Sometimes, handling of outliers will depend on the goal of the analysis, and
the outliers may not fulfill pre-specified criteria such as |residuals|>=3 or 4. 
For example, we did a population PK (PPK) analysis on some sparse data.  Because
the estimated CV of residual variation was >80%, no data appeared as outliers by
the usual residual criteria.  When you looked at the data (2 samples, 1 hour apart
for each individual for each visit), some visits appeared to have concentrations,
which were ascending with time (as if absorption were occurring). However, these
pseudo-absorption phases were occurring much to late in the dosing interval; these
were "highly improbable" observations (as below) given the drug had very predictable
absorption in every other study.  We figured these results were do to incorrect
recollection/recording of the last administered dose.  Thus, the large CV estimate
was from the model predicting elimination when the data were exhibiting this
pseudo-absorption.  Ultimately, the purpose of the PPK analysis was to test for
influential covariates.  The large %CV would reduce the power to detect these covariates,
so (in my opinion) it was of interest to eliminate these data points (since any attempt
we made to include them failed) to better perform the exploratory covariate analysis.  To
mitigate the subjectivity induced by selecting the points by visual inspection (again 10
analysts might end up with 10 different data sets), we used a mixture model on Tlag.
Three mixtures were discovered, the "typical", "unrealistic 1", and "unrealistic 2"
absorbers.  The model classified each visit for each patient into one of these three
categories.  We plotted the data by the three mixture classifications and it was easy to
see that these data had different, unlikely characteristics.   These data were deleted,
and the CV was reduced  to ~30%.  The reviewer/audience could disagree with the procedure,
but if he/she thought it was reasonable, then there would be no argument over classifying
which data should be eliminated.


From: Mats Karlsson []
Subject: RE: [NMusers] Outliers and the FDA guideline 
Date: Monday, August 23, 2004 8:22 AM

Hi Matt,

Nice advice.

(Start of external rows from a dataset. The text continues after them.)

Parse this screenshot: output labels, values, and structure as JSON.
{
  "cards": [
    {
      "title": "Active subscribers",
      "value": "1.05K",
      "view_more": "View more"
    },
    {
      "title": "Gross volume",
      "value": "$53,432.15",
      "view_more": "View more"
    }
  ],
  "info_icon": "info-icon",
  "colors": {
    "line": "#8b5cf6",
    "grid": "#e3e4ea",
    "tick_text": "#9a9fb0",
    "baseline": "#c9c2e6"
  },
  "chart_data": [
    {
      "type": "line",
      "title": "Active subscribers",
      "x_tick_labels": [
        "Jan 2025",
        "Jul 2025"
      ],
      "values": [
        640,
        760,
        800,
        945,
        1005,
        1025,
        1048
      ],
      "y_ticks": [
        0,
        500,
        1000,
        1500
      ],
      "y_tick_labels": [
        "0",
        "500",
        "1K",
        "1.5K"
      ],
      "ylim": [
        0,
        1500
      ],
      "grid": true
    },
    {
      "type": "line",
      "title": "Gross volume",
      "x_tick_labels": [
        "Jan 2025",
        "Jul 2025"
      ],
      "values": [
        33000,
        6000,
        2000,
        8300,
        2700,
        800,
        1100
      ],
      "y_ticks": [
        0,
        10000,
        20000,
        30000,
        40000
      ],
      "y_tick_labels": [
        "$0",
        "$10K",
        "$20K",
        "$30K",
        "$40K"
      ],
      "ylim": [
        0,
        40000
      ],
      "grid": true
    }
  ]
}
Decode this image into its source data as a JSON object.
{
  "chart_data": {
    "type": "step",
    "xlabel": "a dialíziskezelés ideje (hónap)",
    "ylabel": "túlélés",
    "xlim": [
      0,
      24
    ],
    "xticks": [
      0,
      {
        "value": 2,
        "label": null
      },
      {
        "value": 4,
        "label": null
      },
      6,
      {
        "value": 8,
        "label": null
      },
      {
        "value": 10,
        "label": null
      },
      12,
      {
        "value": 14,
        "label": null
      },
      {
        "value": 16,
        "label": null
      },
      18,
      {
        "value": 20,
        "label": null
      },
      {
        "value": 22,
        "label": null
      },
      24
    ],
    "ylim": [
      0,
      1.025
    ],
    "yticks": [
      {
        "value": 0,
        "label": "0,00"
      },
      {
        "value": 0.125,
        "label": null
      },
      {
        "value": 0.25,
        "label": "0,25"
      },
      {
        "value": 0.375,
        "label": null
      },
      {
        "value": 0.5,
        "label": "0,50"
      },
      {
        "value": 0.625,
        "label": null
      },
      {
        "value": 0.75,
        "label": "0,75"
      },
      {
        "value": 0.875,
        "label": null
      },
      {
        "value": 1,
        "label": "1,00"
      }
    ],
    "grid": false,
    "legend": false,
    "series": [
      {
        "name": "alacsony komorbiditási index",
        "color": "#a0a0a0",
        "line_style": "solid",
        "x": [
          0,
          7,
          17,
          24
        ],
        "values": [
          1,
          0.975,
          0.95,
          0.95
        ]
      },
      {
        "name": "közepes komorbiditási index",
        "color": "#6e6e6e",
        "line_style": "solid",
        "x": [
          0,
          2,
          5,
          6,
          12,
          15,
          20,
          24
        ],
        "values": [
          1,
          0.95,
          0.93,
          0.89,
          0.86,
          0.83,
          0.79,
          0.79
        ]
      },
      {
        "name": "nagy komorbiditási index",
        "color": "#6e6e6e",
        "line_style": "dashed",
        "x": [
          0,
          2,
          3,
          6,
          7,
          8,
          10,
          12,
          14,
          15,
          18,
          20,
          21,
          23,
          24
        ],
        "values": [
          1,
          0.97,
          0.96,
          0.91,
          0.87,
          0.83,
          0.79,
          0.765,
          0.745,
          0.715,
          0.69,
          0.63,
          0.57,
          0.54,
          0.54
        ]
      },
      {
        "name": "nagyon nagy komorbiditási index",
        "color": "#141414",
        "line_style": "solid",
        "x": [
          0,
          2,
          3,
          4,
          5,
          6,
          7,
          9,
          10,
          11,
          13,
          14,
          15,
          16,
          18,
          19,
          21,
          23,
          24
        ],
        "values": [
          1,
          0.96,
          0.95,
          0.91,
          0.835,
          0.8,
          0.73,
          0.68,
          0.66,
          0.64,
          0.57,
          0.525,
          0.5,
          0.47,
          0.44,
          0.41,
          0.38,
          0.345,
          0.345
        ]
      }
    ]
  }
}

I was just wondering about a technicality. In
applying the mixture model to Tlag in a visit-specific manner,
did you treat each visit as a separate subject or did you apply
such a mixture while keeping the individual records intact (ie
handling occasions as such not as IDs). If the latter, it would
be nice to see some code.




Mats Karlsson, PhD
Professor of Pharmacometrics
Div. of Pharmacokinetics and Drug Therapy
Dept. of Pharmaceutical Biosciences
Faculty of Pharmacy
Uppsala University
Box 591
SE-751 24 Uppsala
phone +46 18 471 4105
fax   +46 18 471 4003

From: "Hutmacher, Matt"
Subject: RE: [NMusers] Outliers and the FDA guideline 
Date: Mon, August 23, 2004 8:31 am

Hello Mats,
We did treat each individual as a separate subject.  The
variability patterns in the Tlag parameters seemed to be
intrasubject (and not intersubject), and since it was a
screening procedure, we did not pursue anything more complicated.